Openai : l'écroulement des illusions et la crise des investissements

La tempête frappe l'écosystème de l'intelligence artificielle. OpenAI, autrefois perçue comme la force dominante, se débat désormais avec des résultats en dessous des attentes, déclenchant une réaction en chaîne qui secoue les marchés et remet en question les milliards d'investissements.

Un effondrement financier en cascade

Un effondrement financier en cascade

Le géant de la génération de texte, ChatGPT, a vu son action Softbank imploser de près et par dix, une chute vertigineuse de 9,9% à Tokyo. L'impact se répercute sur les partenaires majeurs de Softbank, Oracle et CoreWeave, qui voient leurs titres s'effondrer également : Oracle perd 5,67% et CoreWeave 7,50%. Nvidia, l’acteur clé dans le matériel informatique pour l’IA, n'est pas épargné, illustrant la panique généralisée.

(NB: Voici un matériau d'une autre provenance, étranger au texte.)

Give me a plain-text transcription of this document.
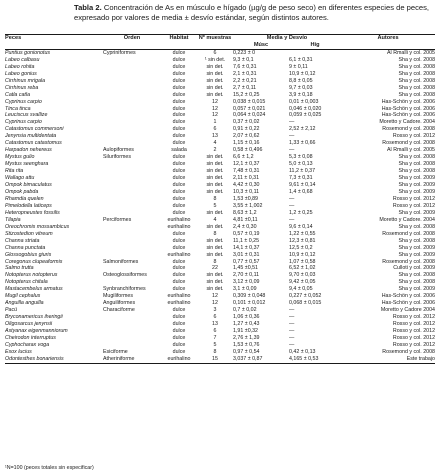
Tabla 2. Concentración de As en músculo e hígado (µg/g de peso seco) en diferentes especies de peces, expresado por valores de media ± desvío estándar, según distintos autores.
Peces	Orden	Habitat	Nº muestras	Media y Desvío		Autores
				Músc	Híg	
Puntius gonionotus	Cypriniformes	dulce	6	0,223 ± 0		Al Rmalli y col. 2005
Labeo calbasu		dulce	¹ sin det.	9,3 ± 0,1	6,1 ± 0,31	Sha y col. 2008
Labeo rohita		dulce	sin det.	7,6 ± 0,31	9 ± 0,11	Sha y col. 2008
Labeo gonius		dulce	sin det.	2,1 ± 0,31	10,9 ± 0,12	Sha y col. 2008
Cirrhinus mrigala		dulce	sin det.	2,2 ± 0,21	8,8 ± 0,05	Sha y col. 2008
Cirrhinus reba		dulce	sin det.	2,7 ± 0,11	9,7 ± 0,03	Sha y col. 2008
Catla catla		dulce	sin det.	15,2 ± 0,25	3,9 ± 0,18	Sha y col. 2008
Cyprinus carpio		dulce	12	0,038 ± 0,015	0,01 ± 0,003	Has-Schön y col. 2006
Tinca tinca		dulce	12	0,057 ± 0,021	0,046 ± 0,020	Has-Schön y col. 2006
Leuciscus svallize		dulce	12	0,064 ± 0,024	0,059 ± 0,025	Has-Schön y col. 2006
Cyprinus carpio		dulce	1	0,37 ± 0,02	—	Moretto y Cadore. 2004
Catastomus commersoni		dulce	6	0,91 ± 0,22	2,52 ± 2,12	Rosemond y col. 2008
Jenynsia multidentata		dulce	13	2,07 ± 0,62	—	Rosso y col. 2012
Catastomus catastomus		dulce	4	1,15 ± 0,16	1,33 ± 0,66	Rosemond y col. 2008
Harpadon nehereus	Aulopiformes	salada	2	0,58 ± 0,496	—	Al Rmalli y col. 2005
Mystus gulio	Siluriformes	dulce	sin det.	6,6 ± 1,2	5,3 ± 0,08	Sha y col. 2008
Mystus seenghara		dulce	sin det.	12,1 ± 0,37	5,0 ± 0,13	Sha y col. 2008
Rita rita		dulce	sin det.	7,48 ± 0,31	11,2 ± 0,37	Sha y col. 2008
Wallago attu		dulce	sin det.	2,11 ± 0,31	7,3 ± 0,31	Sha y col. 2009
Ompok bimaculatus		dulce	sin det.	4,42 ± 0,30	9,61 ± 0,14	Sha y col. 2009
Ompok pabda		dulce	sin det.	10,3 ± 0,11	1,4 ± 0,68	Sha y col. 2009
Rhamdia quelen		dulce	8	1,53 ±0,89	—	Rosso y col. 2012
Pimelodella laticeps		dulce	5	3,55 ± 1,002	—	Rosso y col. 2012
Heteropneustes fossilis		dulce	sin det.	8,63 ± 1,2	1,2 ± 0,25	Sha y col. 2009
Tilapia	Perciformes	eurihalino	4	4,81 ±0,11	—	Moretto y Cadore. 2004
Oreochromis mossambicus		eurihalino	sin det.	2,4 ± 0,30	9,6 ± 0,14	Sha y col. 2008
Stizostedion vitreum		dulce	8	0,57 ± 0,19	1,22 ± 0,55	Rosemond y col. 2008
Channa striata		dulce	sin det.	11,1 ± 0,25	12,3 ± 0,81	Sha y col. 2008
Channa punctata		dulce	sin det.	14,1 ± 0,37	12,5 ± 0,2	Sha y col. 2009
Glossogobius giuris		eurihalino	sin det.	3,01 ± 0,31	10,9 ± 0,12	Sha y col. 2009
Coregonus clupeaformis	Salmoniformes	dulce	8	0,77 ± 0,57	1,07 ± 0,58	Rosemond y col. 2008
Salmo trutta		dulce	22	1,45 ±0,51	6,52 ± 1,02	Culloti y col. 2009
Notopterus notopterus	Osteoglossiformes	dulce	sin det.	2,70 ± 0,11	9,70 ± 0,03	Sha y col. 2008
Notopterus chitala		dulce	sin det.	3,12 ± 0,09	9,42 ± 0,05	Sha y col. 2008
Mastacembelus armatus	Synbranchiformes	dulce	sin det.	3,1 ± 0,09	9,4 ± 0,05	Sha y col. 2009
Mugil cephalus	Mugiliformes	eurihalino	12	0,309 ± 0,048	0,227 ± 0,052	Has-Schön y col. 2006
Anguilla anguilla	Anguiliformes	eurihalino	12	0,101 ± 0,012	0,068 ± 0,015	Has-Schön y col. 2006
Pacú	Characiforme	dulce	3	0,7 ± 0,02	—	Moretto y Cadore 2004
Bryconamericus iheringii		dulce	6	1,06 ± 0,36	—	Rosso y col. 2012
Oligosarcus jenynsii		dulce	13	1,27 ± 0,43	—	Rosso y col. 2012
Astyanax eigenmanniorum		dulce	6	1,91 ±0,32	—	Rosso y col. 2012
Cheirodon interruptus		dulce	7	2,76 ± 1,39	—	Rosso y col. 2012
Cyphocharax voga		dulce	5	1,53 ± 0,76	—	Rosso y col. 2012
Esox lucius	Esiciforme	dulce	8	0,97 ± 0,54	0,42 ± 0,13	Rosemond y col. 2008
Odontesthes bonariensis	Atheriniforme	eurihalino	15	3,037 ± 0,87	4,165 ± 0,53	Este trabajo
¹N=100 (peces totales sin especificar)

Le Nasdaq 100, pilier de la Technologie, subit les conséquences avec une baisse de 1,2%, tandis que le S&P 500 recule de 0,6% avant la clôture. Le Dow Jones, pour une fois, affiche une légère résistance, mais même lui peine à résister à la vague de doute. L’incertitude est palpable, et elle se traduit par une volatilité accrue.

Anurag Rana, analyste de Bloomberg, pointe du doigt Oracle comme l'entreprise la plus vulnérable, exposée à un risque financier majeur en raison du non-respect des objectifs de ventes et d'utilisateurs. Microsoft, Amazon Web Services et CoreWeave pourraient également être fragilisés si OpenAI décide de réduire ses besoins en puissance de calcul : une perspective qui, pour l’heure, reste néanmoins spéculative.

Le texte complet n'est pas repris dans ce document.